"You say you found this thing pretty nearly upon the site of the true pole?" Captain Storm asked Tommy.
"Within five miles, I'd say, Captain. The fog was so bad that we couldn't get our directions very well."
"Well, then, there's going to be no difficulty," answered Storm. "If this fair weather lasts, we'll be at the pole in another week, and we'll start making our permanent camp. Plenty of opportunity for all you gentlemen. As for me, I'm merely a sailor, and I'm trying to be impartial.
"And please remember, gentlemen, that we're well into March now, and likely to have the first storms of autumn on us any day. So let's drop the argument and remember that we've got to pull together!"
Tommy Travers was the only skilled aviator of the expedition, which had brought two planes with it. It was a queer friendship that had sprung up between him and Jim Dodd. Tommy, the blasé ex-Harvard man, who was known along Broadway, and had never been able to settle down, seemed as different as possible from the spectacled, scholarly Dodd, ten years his senior, red-haired, irascible, and living, as Tommy put it, in the Age of Old Red Sandstone, instead of in the year 1930 A. D.

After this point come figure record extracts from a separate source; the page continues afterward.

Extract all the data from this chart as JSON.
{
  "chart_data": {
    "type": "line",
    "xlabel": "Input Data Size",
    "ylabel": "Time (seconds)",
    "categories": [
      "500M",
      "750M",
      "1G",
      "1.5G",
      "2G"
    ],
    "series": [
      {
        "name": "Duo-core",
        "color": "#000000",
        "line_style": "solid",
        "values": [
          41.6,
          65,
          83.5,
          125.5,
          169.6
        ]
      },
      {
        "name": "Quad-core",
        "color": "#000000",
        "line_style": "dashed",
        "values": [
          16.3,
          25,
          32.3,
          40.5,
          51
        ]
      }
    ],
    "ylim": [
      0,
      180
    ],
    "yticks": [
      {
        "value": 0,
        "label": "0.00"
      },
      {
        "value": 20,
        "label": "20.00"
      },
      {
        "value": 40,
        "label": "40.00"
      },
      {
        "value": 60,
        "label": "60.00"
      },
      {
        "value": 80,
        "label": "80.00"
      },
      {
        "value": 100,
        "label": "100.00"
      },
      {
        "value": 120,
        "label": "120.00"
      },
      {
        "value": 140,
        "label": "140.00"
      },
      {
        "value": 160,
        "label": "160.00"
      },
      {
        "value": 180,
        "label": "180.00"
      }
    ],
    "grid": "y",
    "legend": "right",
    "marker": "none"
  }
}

It was generally known—though the story had been officially denied—that there had been trouble in the Greystoke Expedition of three years before. Captain Greystoke had taken the brilliant, erratic Bram, of the Carnegie Archaeological Institute, with him, and Bram's history was a long record of trouble.
It was Bram who had exploded the faked neolithic finds at Mannheim, thereby earning the undying enmity of certain European savants, but brilliantly demolishing them when he smashed the so-called Mannheim stone pitcher (valued at a hundred thousand dollars) with a pocket-axe, and caustically inquired whether neolithic man used babbit metal rivets to fasten on his jug handles.
Bram's brilliant work in the investigation of the origin of the negrito Asiatic races had been awarded one of the Nobel prizes, and Bram had declined it in an insulting letter because he disapproved of the year's prize award for literature.